Fog, in case you haven’t heard of it, is a fantastic cloud computing library written in Ruby. It provides a unified interface to several popular cloud computing platforms(including Amazon, Rackspace, Linode, and others), making it easy to interact with them from Ruby. It currently supports four types of cloud services: storage, compute, DNS, and CDN. Fog has become very popular lately, and serves as the backbone for Chef’s cloud computing functionality, which is how I first became aware of it.

I recently used Fog to write a backup script in Ruby to automatically send encrypted database backups from a database server running at Rackspace to Amazon’s S3 storage service. Here’s how I did it.

Overview

My script runs as the second step in a process. The first step is a shell script that calls pg_dump to dump a PostgreSQL database and then encrypts the file using GnuPG, dropping them in a backup directory on the database server.

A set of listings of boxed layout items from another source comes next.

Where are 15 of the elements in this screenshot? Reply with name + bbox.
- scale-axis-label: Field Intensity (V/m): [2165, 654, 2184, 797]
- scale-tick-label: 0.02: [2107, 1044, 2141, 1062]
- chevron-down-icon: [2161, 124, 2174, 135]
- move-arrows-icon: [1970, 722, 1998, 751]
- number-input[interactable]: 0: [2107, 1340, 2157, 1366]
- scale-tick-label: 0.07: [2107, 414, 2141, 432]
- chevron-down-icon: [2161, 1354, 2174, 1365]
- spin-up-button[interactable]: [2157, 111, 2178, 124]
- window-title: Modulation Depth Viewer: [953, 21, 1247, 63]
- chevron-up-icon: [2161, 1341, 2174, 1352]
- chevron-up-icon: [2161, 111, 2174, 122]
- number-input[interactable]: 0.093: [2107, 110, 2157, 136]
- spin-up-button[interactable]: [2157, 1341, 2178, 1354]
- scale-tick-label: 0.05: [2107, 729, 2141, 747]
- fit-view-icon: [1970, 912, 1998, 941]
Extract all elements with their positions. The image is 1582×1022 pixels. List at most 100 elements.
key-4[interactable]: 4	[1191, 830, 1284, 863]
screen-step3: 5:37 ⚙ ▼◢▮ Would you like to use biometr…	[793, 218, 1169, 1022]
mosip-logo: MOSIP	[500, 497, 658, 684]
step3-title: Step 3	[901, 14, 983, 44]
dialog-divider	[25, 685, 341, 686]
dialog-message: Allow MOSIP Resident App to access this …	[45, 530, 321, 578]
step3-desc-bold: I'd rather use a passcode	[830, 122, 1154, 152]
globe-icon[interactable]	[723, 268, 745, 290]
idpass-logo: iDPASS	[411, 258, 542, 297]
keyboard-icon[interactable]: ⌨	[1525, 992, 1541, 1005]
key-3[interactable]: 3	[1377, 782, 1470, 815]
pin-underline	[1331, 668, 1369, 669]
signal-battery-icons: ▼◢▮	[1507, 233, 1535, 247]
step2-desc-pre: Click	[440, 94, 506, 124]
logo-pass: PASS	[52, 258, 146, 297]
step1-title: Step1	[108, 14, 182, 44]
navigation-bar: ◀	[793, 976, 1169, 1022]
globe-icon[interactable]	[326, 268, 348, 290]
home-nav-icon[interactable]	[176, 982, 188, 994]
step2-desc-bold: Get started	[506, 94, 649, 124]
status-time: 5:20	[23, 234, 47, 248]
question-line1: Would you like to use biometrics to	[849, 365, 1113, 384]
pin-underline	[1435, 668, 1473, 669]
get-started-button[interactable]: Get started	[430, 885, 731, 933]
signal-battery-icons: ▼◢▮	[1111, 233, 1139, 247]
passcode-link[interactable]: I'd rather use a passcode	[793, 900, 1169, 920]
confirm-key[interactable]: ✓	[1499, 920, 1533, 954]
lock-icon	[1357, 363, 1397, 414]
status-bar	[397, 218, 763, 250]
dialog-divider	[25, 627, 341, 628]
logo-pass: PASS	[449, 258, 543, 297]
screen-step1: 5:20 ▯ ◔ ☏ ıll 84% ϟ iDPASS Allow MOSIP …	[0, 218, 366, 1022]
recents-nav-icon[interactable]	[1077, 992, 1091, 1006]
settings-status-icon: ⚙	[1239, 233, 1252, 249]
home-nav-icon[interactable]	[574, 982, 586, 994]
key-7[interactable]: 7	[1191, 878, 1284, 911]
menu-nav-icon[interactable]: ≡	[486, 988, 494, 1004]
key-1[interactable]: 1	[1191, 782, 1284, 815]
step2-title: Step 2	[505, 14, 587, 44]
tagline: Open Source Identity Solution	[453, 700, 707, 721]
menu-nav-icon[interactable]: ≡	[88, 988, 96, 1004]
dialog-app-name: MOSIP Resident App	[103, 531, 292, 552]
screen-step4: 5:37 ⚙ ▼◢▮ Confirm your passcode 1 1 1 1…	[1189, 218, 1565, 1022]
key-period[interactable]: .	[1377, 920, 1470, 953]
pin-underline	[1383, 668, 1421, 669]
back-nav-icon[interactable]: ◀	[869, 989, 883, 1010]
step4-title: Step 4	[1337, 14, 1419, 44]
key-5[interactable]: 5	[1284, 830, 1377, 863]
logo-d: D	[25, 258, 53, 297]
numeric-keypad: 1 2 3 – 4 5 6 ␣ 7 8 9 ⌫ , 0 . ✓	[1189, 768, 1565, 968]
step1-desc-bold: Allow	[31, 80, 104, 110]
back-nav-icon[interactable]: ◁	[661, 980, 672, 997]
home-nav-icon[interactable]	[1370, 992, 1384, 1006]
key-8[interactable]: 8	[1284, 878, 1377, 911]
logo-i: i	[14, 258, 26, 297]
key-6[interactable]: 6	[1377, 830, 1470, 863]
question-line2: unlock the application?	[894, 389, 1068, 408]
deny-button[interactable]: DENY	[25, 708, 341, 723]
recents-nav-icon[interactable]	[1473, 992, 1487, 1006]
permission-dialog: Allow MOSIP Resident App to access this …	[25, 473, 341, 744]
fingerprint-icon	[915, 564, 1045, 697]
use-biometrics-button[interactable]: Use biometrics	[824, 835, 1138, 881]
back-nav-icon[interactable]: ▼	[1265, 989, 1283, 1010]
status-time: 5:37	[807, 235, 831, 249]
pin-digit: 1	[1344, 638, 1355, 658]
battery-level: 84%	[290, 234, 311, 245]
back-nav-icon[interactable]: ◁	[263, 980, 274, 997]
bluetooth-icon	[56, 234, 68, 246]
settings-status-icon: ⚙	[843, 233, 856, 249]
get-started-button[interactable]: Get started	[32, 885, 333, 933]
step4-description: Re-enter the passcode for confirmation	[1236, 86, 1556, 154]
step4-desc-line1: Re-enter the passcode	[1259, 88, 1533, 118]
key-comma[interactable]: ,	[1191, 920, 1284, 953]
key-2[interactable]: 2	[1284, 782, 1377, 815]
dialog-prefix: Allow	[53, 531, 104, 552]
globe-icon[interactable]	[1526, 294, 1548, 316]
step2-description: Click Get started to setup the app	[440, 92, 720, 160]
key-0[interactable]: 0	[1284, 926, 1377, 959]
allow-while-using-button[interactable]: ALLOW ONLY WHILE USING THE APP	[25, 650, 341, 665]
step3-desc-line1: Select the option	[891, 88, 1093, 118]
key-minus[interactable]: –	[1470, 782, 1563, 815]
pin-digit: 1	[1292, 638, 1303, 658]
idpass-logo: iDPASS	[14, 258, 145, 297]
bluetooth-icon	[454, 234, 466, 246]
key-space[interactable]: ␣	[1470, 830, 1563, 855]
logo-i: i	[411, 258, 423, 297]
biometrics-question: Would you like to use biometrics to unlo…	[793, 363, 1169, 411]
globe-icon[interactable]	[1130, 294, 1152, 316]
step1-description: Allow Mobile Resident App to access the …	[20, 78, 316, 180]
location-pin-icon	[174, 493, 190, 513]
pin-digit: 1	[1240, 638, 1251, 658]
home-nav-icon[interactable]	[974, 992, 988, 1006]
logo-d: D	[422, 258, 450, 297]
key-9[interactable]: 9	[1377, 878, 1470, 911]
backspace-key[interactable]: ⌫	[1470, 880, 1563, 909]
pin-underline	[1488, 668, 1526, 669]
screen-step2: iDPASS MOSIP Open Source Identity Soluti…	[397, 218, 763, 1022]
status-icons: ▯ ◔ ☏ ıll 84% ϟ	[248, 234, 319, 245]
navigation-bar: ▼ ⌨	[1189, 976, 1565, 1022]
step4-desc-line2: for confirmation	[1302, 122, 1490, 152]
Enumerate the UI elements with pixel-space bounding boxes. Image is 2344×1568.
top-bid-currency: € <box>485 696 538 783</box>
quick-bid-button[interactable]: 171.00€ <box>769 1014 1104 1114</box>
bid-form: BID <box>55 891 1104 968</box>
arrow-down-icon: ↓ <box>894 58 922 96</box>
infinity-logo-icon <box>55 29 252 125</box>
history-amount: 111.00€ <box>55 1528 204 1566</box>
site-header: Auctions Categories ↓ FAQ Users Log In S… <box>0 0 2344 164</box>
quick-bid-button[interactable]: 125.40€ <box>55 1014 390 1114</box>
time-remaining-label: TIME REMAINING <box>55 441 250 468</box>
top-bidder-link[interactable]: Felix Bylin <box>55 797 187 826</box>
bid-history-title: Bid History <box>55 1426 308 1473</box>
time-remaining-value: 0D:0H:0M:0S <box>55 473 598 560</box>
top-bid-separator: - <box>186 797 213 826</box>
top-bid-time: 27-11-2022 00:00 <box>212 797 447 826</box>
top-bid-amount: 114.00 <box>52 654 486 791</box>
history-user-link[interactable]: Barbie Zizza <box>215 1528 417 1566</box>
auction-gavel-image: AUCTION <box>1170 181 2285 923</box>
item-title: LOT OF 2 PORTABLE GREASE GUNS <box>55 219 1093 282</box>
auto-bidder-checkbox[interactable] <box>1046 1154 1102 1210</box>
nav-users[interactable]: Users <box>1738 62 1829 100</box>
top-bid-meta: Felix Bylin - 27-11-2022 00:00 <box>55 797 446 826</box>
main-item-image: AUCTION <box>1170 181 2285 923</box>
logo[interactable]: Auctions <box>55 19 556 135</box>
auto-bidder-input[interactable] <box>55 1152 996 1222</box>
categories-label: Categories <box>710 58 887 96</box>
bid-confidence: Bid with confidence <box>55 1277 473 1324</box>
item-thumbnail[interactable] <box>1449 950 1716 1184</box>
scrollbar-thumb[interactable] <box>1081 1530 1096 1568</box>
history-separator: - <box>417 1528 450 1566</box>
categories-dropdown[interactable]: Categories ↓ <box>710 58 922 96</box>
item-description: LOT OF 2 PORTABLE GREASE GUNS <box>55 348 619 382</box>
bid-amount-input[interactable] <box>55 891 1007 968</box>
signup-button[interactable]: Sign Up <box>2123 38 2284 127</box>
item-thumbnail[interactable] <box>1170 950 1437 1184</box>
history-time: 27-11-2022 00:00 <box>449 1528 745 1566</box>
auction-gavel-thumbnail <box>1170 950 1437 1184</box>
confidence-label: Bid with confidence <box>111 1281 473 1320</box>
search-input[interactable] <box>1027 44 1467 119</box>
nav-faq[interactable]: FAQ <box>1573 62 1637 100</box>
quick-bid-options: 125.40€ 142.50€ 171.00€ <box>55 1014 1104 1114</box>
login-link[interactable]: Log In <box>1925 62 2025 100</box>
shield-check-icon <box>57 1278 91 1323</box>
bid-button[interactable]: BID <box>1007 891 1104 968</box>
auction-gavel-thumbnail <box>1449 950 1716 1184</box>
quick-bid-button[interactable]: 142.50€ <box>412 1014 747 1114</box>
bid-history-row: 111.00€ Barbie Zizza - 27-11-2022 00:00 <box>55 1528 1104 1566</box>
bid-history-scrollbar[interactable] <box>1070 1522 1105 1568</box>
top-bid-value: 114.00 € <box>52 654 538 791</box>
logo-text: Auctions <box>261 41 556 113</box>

My Fog-based script’s job is to make sure that all of the files in the backup directory get moved to S3.

Writing Files

Fogsync (my script), looks at all of the files in that directory and makes sure that they all exist in a bucket on S3. If they don’t, it copies them up there. Additionally, it deletes old backups from S3. For this customer, we keep backups for 14 days, so all backups older than that get deleted.

Let’s look at how it works:

fog = Fog::Storage.new(
  :provider => 'AWS',
  :aws_access_key_id => MY_ACCESS_KEY,
  :aws_secret_access_key => MY_SECRET
  )
directory =  fog.directories.get("MY_DIRECTORY")

files = Dir["/var/backup/*.gpg"]
for file in files do
  name = File.basename(file)
  unless directory.files.head(name)
    directory.files.create(:key => name, :body => open(file))
  end
end

Here’s what this snippet does:

  1. Creates a connection to AWS. The syntax is basically the same for connecting to all of the cloud platforms, just the parameter names are changed.

  2. Uses ‘head’ to check if the file exists and, optionally, get some metadata about it (size, modify date, etc). Think of this as the cloud equivalent to the unix stat command. You don’t want to use the ‘get’ command, as that will return the whole file, which would take a very long time if the files are large cough*voice of experience*cough.

  3. Creates the file in the given directory (“bucket” in S3 terms) if it doesn’t exist already.

If you’ve used S3, you’ll notice that Fog uses slightly different terms for things than S3 does. Because Fog works across a number of different storage providers, it uses more general terms. While this might be confusing at first if you’re familiar with a specific provider’s nomenclature, but the tradeoff is that if you want to move from one provider to another, the only thing you have to change is the code that sets up the connection (the call to Fog::Storage.new() in this example).

Deleting files

      oldest = Date.today - 14 (our date)
      directory =  fog.directories.get(MY_DIRECTORY)
      files = directory.files
      files.each do |f|
        file_date = Date.parse(f.last_modified.to_s)
        if file_date < oldest
          file.destroy
        end
      end

This is fairly straightforward as well. Get all the files in the directory and check their age, deleting the ones that are older than we want to keep.

So that, in a nutshell, is how to use Fog. This is a simplified example of course, in my production code the parameters are all pulled from configuration files, and the script emails a report of what it did, in addition to having a lot more error handling.

If you do any scripting with cloud computing, you owe it to yourself to check out Fog.